By and large the 1983 General Assembly enacted the LRC’s recommendations into law.

Documents:

  1. 1980 report of the Joint Annexation Committee of the N.C. League of Municipalities and N.C. Association of County Commission.
  2. 1983 report of the Annexation Committee of the N.C. Legislative Research Commission.

Studies during the 1990s

There were four studies during the 1990s, one by a joint committee of the League of Municipalities and the Association of County Commissioners and the other three by committees of the LRC.

The Joint City/County Annexation Committee, which reported in December 1996, made 20 different recommendations for amendments to the annexation statutes, both voluntary and involuntary.  None of the recommendations were immediately enacted into law, but a few were eventually included in the report of the third of the LRC committees and in that way became law.

The 1995 General Assembly authorized the LRC to study annexation, and the Commission established a committee to study a variety of property-related issues including involuntary annexation.  The committee recommended a number of amendments that would have generally made annexation more difficult and more expensive for cities, but the 1996 General Assembly did not enact any of its recommendations into law.  It did, however, authorize another annexation study by the LRC, which then reported to the 1997 General Assembly.  It too would have made annexations considerably more difficult and expensive, and once again the General Assembly refused to enact the recommendations into law.

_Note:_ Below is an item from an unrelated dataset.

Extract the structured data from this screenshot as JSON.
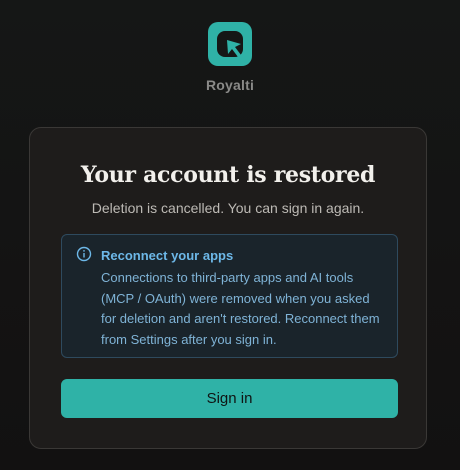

After experiencing a bruising fight over the 1997 recommendations, the 1997 General Assembly asked the LRC to try one more time, this time resulting in a report to the 1998 session of the General Assembly.  This third time, though, the General Assembly was more receptive, and most of the recommendations of this third LRC study in three years were enacted into law.  The most important changes recommended in the 1998 report were:

  1. Special provisions were added for annexation areas that include properties subject to use-value taxation.
  2. The existing standards for urban development were modified with the intention of making it more difficult for a city to qualify an area for annexation.
  3. A new urban development standard – the nonresidential urban uses test – was added.
  4. Cities were required to follow streets and recorded property lines when drawing the boundaries of annexation areas.
  5. A new step in the annexation process – the public information meeting – was added.
  6. A court reviewing an annexation was now permitted to declare an ordinance void rather than remanding it to the city for modification.

Documents:

  1. Report of the Joint City/County Committee on Annexation (1996).
  2. Report of the Property Issues Committee of the LRC (1996).
  3. Report of the Annexation Committee of the LRC (1997).
  4. Report of the Annexation Committee of the LRC (1998).

Satellite Annexation

North Carolina is highly unusual, if not unique, in having a statutory procedure under which cities may annex noncontiguous areas.  The first version of the so-called satellite annexation law is found in a local act of the 1967 General Assembly, applicable only to Raleigh.  Over the next six years the General Assembly extended this authority to nine other cities, and in 1974 the General Assembly enacted statewide legislation, repealing the existing local acts.

Document:

1967 legislation giving satellite annexation authority to Raleigh.